Nonetheless, ischemic stroke continues to pose a significant burden as it remains a main cause of morbidity and mortality worldwide and accounts for a large proportion of quality-adjusted life years lost (8). Many multiparametric models for predicting good clinical outcomes after endovascularly treated stroke include obvious confounders, such as time to treatment or the success of revascularization. However, despite successful reperfusion in good time windows, the long-term clinical trajectory is not always as favorable as expected. Some mechanisms conveying adverse outcomes remain ill-explained, especially as complex markers such as neuronal damage serum proteins may also play an important and yet poorly understood role in influencing outcomes (9, 10).
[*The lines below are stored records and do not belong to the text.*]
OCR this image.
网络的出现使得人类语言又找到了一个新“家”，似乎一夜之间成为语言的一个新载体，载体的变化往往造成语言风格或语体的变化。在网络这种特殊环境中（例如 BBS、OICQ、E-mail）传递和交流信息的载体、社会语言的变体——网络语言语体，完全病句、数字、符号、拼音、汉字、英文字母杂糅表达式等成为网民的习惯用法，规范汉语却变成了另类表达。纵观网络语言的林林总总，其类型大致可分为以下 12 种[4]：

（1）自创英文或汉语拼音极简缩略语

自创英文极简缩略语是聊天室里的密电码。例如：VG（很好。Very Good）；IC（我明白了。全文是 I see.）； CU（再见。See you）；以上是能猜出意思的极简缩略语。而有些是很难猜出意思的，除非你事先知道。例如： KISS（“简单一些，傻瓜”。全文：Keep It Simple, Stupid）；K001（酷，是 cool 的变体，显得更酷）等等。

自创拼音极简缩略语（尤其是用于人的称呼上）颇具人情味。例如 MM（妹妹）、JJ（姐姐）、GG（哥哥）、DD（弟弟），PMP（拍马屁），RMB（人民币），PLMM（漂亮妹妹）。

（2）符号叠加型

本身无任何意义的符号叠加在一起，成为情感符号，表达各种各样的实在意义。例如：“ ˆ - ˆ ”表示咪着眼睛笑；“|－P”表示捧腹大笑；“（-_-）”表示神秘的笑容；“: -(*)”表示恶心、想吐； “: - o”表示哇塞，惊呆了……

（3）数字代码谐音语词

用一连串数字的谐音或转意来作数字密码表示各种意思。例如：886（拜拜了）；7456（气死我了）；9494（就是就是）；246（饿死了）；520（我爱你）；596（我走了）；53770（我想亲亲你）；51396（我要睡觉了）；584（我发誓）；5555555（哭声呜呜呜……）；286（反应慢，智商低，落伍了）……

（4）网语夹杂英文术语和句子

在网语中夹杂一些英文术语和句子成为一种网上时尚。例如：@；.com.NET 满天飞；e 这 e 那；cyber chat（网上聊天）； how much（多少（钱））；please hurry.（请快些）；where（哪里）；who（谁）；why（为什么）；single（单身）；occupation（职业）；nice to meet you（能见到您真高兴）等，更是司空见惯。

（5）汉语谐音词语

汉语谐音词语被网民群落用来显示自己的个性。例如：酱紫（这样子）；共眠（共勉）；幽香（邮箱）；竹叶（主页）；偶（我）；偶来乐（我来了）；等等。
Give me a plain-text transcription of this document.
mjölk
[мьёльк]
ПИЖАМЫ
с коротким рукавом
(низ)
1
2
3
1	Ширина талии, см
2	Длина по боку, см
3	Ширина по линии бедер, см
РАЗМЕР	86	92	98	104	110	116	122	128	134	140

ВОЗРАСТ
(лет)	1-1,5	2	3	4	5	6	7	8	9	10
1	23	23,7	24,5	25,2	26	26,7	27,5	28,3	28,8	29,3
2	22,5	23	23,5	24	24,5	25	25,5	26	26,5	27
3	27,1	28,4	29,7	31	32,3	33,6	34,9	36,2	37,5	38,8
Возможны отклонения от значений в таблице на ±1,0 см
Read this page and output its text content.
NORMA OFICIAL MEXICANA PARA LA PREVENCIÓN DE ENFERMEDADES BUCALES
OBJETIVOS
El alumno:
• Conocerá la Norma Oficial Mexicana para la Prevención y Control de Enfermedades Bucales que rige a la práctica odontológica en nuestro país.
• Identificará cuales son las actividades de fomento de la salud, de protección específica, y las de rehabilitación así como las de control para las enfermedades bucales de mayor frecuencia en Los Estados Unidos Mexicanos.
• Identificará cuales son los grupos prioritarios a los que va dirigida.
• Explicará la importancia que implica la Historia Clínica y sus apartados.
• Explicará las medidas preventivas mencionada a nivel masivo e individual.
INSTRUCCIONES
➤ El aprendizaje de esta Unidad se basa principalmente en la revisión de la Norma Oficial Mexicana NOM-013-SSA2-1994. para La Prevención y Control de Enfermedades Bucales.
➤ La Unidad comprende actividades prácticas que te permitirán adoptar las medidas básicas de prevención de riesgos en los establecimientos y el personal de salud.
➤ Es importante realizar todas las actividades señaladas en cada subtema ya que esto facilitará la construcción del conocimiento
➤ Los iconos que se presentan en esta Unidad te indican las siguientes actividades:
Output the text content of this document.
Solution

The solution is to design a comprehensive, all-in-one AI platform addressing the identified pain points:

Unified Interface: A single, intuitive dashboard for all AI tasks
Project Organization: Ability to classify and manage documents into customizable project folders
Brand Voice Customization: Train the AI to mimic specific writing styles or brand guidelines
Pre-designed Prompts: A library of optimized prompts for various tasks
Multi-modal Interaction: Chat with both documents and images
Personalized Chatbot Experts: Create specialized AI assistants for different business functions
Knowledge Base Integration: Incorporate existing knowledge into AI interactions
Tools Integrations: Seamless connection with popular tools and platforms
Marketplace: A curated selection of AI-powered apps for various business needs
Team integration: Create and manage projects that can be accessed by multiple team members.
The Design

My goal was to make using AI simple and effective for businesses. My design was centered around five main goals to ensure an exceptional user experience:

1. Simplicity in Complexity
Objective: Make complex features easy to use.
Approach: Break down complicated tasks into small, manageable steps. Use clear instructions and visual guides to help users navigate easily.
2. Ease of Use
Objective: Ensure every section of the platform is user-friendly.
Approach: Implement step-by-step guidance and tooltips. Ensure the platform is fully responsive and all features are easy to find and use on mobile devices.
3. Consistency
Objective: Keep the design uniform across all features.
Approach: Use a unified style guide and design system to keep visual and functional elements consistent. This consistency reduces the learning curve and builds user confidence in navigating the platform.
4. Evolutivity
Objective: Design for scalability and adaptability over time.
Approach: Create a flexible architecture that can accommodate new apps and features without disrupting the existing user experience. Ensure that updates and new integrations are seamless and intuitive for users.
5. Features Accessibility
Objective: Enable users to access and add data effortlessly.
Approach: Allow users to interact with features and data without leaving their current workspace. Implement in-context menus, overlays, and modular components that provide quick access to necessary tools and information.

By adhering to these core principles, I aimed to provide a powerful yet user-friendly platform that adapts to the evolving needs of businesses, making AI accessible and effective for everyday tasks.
Pro-inflammatory systemic environments have recently been identified to independently predict poor outcomes in a panoply of conditions, from ischemic heart disease to carotid atherosclerosis progression, as well as ischemic stroke treated via intravenous thrombolysis (11–15). Moreover, the more delayed cellular inflammation conveyed by leukocytosis has been shown to correlate with poor outcome after MT (16). All these observations are hinting at the role that neuro-inflammation could have in post-ischemic brain remodeling.

High-sensitivity C-reactive protein (CRP) is an accessible serum protein known to be a reliable marker for systemic inflammation but also mediate pro-inflammatory downstream cascades, making it a suitable candidate to assess the level of intra-individual inflammation (17, 18). Moreover, the observation that most stroke patients showcase high-CRP levels is noteworthy given that activation of the secondary complement system and subsequent secondary brain damage through CRP has been shown experimentally (19).

It remains unclear whether CRP is elevated in response to ischemia-induced neuronal damage or whether pro-inflammatory mechanisms themselves are causing a time-delayed injury of ischemic brain tissue, analogous to phenomena seen after thermic tissue shock (20). As inflammatory markers have been associated with atrial fibrillation and thromboembolic complications, it may also be conceivable that inflammation influences the pathogenesis of ischemic stroke (21).

Our assumption is that CRP levels in the very-early stage of ischemic stroke could be a hallmark of systemic inflammation and increase the ad hoc vulnerability of the brain tissue to ischemic stress as well as promote subsequent neuronal damage through mediation of a post-ischemic ischemia-inflammation cascade. Identification of this association would add to current knowledge in stroke care, identify patients at risk benefitting from the most intensified and early anti-inflammatory therapy regimes, and advocate for future interventional studies (22).

To address those questions, the present study aims to investigate an association of inflammatory blood markers (CRP and leukocytosis) with neurological outcome and mortality in a large cohort of ischemic stroke patients with LVO treated with MT.